Ottawa (Ontario), le 9 juin 2021

En présence de monsieur le juge Fothergill

ENTRE :

MERVIN ROBERT MAJKOWSKI

demandeur

et

LE MINISTRE DE LA CITOYENNETÉ ET DE L’IMMIGRATION

défendeur

JUGEMENT ET MOTIFS

I. Aperçu

[1] Mervin Robert Majkowski demande le contrôle judiciaire de la décision par laquelle un agent du ministère de l’Immigration, des Réfugiés et de la Citoyenneté du Canada [l’agent] a rejeté sa demande de résidence permanente pour motif d’ordre humanitaire qu’il avait présentée depuis le Canada.

[2] M. Majkowski est né en 1929 à Hamtramck (Michigan), aux États-Unis d’Amérique. Il était âgé de 89 ans lorsqu’il a présenté la demande pour motif d’ordre humanitaire. Il est maintenant âgé de 92 ans.

[3] Après sa sortie des forces régulières, M. Majkowski a travaillé comme ingénieur mécanique civil et agent de sécurité pour l’armée américaine de 1954 jusqu’à sa retraite en 1984. Il a épousé sa femme Helen en 1966. Ils ont eu un enfant ensemble, Nancy Marie Majkowski. M. Majkowski et sa femme ont également élevé le fils d’Helen, issu d’une relation précédente.

[4] Nancy a déménagé au Canada en 1994 pour y vivre avec son conjoint. Elle est devenue citoyenne canadienne en 2002. Nancy vit à Gatineau, au Québec, avec l’un de ses fils. Sa fille et son autre fils vivent à proximité avec leur père.

[5] Helen est décédée en 1999. Le seul frère de M. Majkowski est décédé en 2013, et son beau-fils en 2014. Les derniers proches de M. Majkowski vivent tous au Canada.

[6] Pour les motifs qui suivent, je conclus que l’agent n’a pas examiné véritablement la demande de M. Majkowski à la lumière de l’âge avancé de celui-ci, de son degré de dépendance envers sa famille, de sa vulnérabilité et de l’isolement et des difficultés qu’il pourrait subir s’il devait se réinstaller aux États-Unis. La demande de contrôle judiciaire est donc accueillie, et l’affaire est renvoyée à un autre agent d’immigration pour nouvelle décision.

II. Contexte

[7] M. Majkowski est arrivé au Canada comme visiteur en janvier 2018. Le 23 août 2018, il a demandé à présenter une demande de résidence permanente depuis le Canada pour motif d’ordre humanitaire.

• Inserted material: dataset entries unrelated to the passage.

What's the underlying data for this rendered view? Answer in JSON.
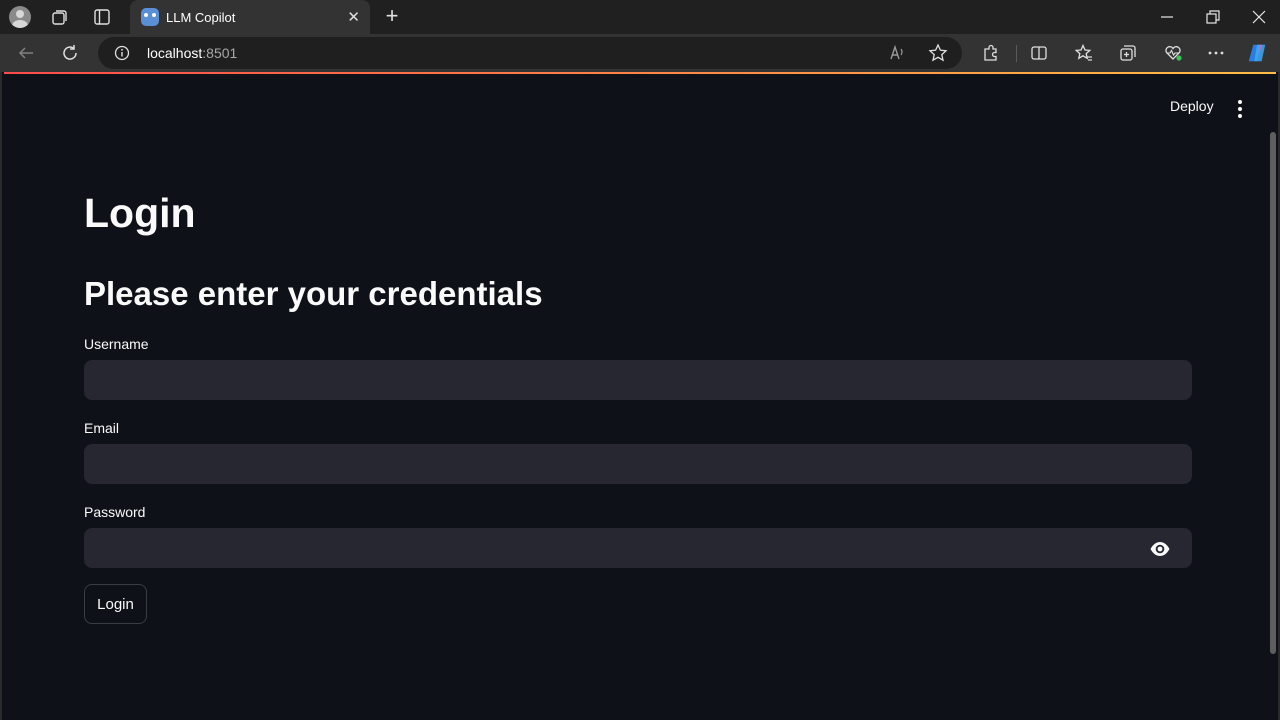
{
  "browser": {
    "tab_title": "LLM Copilot",
    "url_host": "localhost",
    "url_port": ":8501",
    "icons": {
      "profile": "profile-avatar-icon",
      "workspaces": "workspaces-icon",
      "tab_actions": "tab-actions-icon",
      "new_tab": "plus-icon",
      "back": "arrow-left-icon",
      "reload": "reload-icon",
      "site_info": "info-icon",
      "read_aloud": "read-aloud-icon",
      "favorite": "star-icon",
      "extensions": "puzzle-icon",
      "split_screen": "split-screen-icon",
      "favorites": "favorites-icon",
      "collections": "collections-icon",
      "browser_essentials": "heart-pulse-icon",
      "more": "more-horizontal-icon",
      "copilot": "copilot-icon"
    }
  },
  "app": {
    "toolbar": {
      "deploy_label": "Deploy"
    },
    "title": "Login",
    "subtitle": "Please enter your credentials",
    "form": {
      "username_label": "Username",
      "username_value": "",
      "email_label": "Email",
      "email_value": "",
      "password_label": "Password",
      "password_value": "",
      "submit_label": "Login"
    },
    "colors": {
      "background": "#0e1117",
      "input_bg": "#262730",
      "text": "#fafafa",
      "accent_start": "#ff4b4b",
      "accent_end": "#ffbd45"
    }
  }
}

[8] M. Majkowski a présenté une déclaration solennelle dans laquelle il a affirmé qu’il avait de plus en plus de difficulté à vivre seul et à prendre soin de lui-même sans aide. Il avait du mal à assumer ses frais de subsistance avec sa pension comme seul revenu. Il a donc dû vendre sa maison et encaisser ses obligations pour subvenir à ses besoins. Il n’a nulle part où vivre aux États-Unis et n’a pas les moyens de se payer une place dans un foyer de soins. La plupart de ses amis sont décédés ou sont partis au loin vivre dans leur famille.

[9] Nancy a également présenté une déclaration solennelle, dans laquelle elle a déclaré ce qui suit :

[TRADUCTION]

Je suis la principale aidante naturelle de mon père, quoique mes enfants partagent également cette responsabilité. Mon père essaie de faire des choses lui-même, mais nous devons en grande partie l’aider dans les tâches de la vie quotidienne. Nous faisons le ménage, la cuisine, les courses, l’épicerie et l’aidons dans tout ce dont il a besoin.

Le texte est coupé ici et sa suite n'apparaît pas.